又过了一日,雨突然停了。
只是天气依旧阴着,外面的路被雨浸了这么几日,似乎也不太好行。
于是这次真的是几人商量后,决定再等一天。
长曦也没有闲着,将与姬华长公主要表明的事想了又想,一遍一遍改了又改地说给苏子戎听。
他像个礼部考官一样,将她的话圈圈点点,最后敲定。
终于在第三日辰时,几人皆收拾好了行李启程往临阳去了。
值得一说的是,祁殷的病未大好,所以乘马车而行,里面有严大夫和秦律丞二人本是够了。
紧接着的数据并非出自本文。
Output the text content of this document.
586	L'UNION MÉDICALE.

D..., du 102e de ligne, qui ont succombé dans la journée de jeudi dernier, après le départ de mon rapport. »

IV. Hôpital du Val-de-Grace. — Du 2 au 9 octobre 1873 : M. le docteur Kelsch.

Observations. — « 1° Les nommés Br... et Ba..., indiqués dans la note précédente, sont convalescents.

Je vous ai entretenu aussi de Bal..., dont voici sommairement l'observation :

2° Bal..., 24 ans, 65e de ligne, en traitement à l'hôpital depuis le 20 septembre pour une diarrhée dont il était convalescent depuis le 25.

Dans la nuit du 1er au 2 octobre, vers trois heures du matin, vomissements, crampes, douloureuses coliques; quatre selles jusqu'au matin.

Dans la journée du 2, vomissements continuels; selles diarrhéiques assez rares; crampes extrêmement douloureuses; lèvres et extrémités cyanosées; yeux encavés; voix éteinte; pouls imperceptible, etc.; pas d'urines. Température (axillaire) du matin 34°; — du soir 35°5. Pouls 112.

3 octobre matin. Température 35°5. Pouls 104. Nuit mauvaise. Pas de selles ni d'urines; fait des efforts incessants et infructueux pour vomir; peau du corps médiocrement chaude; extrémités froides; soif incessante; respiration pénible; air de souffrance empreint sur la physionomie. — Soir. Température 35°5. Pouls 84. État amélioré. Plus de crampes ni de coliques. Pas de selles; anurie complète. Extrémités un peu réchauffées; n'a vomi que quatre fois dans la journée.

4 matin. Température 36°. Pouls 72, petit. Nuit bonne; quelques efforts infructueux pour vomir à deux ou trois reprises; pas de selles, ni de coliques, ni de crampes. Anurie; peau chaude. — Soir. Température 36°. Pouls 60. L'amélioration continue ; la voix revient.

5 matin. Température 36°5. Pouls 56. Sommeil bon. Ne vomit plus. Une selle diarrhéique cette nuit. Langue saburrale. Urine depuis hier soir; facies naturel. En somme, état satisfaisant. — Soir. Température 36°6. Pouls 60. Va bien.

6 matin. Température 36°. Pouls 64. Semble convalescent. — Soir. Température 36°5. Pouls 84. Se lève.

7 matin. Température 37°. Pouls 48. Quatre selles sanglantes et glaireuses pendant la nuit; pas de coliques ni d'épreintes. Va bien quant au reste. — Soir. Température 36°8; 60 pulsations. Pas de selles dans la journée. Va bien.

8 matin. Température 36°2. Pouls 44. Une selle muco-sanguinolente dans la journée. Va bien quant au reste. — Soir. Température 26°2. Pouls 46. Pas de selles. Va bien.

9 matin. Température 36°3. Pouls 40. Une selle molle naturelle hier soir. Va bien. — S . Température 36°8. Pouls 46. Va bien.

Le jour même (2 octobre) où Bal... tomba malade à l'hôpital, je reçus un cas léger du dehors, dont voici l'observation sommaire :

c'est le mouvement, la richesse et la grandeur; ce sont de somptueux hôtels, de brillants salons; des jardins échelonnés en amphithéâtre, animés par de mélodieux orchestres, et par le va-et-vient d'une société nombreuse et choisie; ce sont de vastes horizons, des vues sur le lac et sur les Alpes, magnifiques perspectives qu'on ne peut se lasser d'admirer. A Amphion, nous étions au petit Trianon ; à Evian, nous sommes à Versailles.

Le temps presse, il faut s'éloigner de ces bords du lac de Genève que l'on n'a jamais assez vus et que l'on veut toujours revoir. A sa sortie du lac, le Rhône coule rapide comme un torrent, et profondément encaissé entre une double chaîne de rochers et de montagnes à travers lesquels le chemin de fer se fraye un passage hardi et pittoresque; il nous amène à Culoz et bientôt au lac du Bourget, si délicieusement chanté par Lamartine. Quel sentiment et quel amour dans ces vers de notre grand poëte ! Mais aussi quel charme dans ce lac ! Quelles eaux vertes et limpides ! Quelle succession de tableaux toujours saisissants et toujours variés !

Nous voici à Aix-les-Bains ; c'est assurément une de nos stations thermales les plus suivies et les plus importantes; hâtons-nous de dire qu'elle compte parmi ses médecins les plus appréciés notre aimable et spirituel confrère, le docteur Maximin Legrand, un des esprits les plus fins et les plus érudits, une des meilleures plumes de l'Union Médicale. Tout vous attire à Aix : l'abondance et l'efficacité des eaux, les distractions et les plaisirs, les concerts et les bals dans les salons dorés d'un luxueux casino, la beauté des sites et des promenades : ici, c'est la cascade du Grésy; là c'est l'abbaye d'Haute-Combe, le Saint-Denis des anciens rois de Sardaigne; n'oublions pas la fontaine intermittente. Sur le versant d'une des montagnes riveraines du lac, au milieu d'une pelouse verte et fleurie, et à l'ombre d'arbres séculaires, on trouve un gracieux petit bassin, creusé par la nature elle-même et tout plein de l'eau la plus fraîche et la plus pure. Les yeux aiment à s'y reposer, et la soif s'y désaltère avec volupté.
可因为没有多余的马匹,长曦只能如之前一样坐在马车内,这下苏子戎不乐意了
弃了马,他硬是要挤去那狭小的马车同长曦一起,着实叫人头疼。
长曦劝着不管用,索性自己去骑了他的马,留他在马车内同祁殷尴尬着。
最后,王尧倒是坐在了胡剑旁边帮忙驾车,长曦与苏子戎手拉手地骑着马走在前头
尽管她心里百般个不情愿,也还是被苏子戎紧紧地拉着。
以他的意思,无非就是现给祁殷看而已。
申时刚过不久,他们便行到了临阳城外,因天气的原因,此刻已近天黑。
对面突然奔来一队人马皆身着骧元军军服,在认出苏子戎之后快速停在路边,齐齐下马抱拳相迎。
“发生了何事?“苏子戎见这阵势,不免问了一句。
为首那人犹豫片刻,偷偷望了长曦一眼,苏子戎意会间放开长曦的手骑马行至那人身边,只听那人压低了声音,抬头朝苏子戎道:
“校尉李府出事了“
立刻扭头回望长曦,还好,她并未听见。
“李老太爷昨夜突然被送回李府,今日凌晨便传出消息西归了李侍郎对外声称病重所致闭门谢客,如今李府内的情形尚不可知,将军派我们来通知校尉一声“
摆摆手遣他们离开,苏子戎理了理情绪靠近长曦,并不说明。
“怎么了?“长曦随口一问不见他答话,也没有多言,轻夹马腹继续欲继续往前,突然被苏子戎拉住了缰绳。
“怎么了?“
苏子戎摇摇头,动作僵了片刻又恢复往常,只是脸色明显有些凝重,也掩盖不住。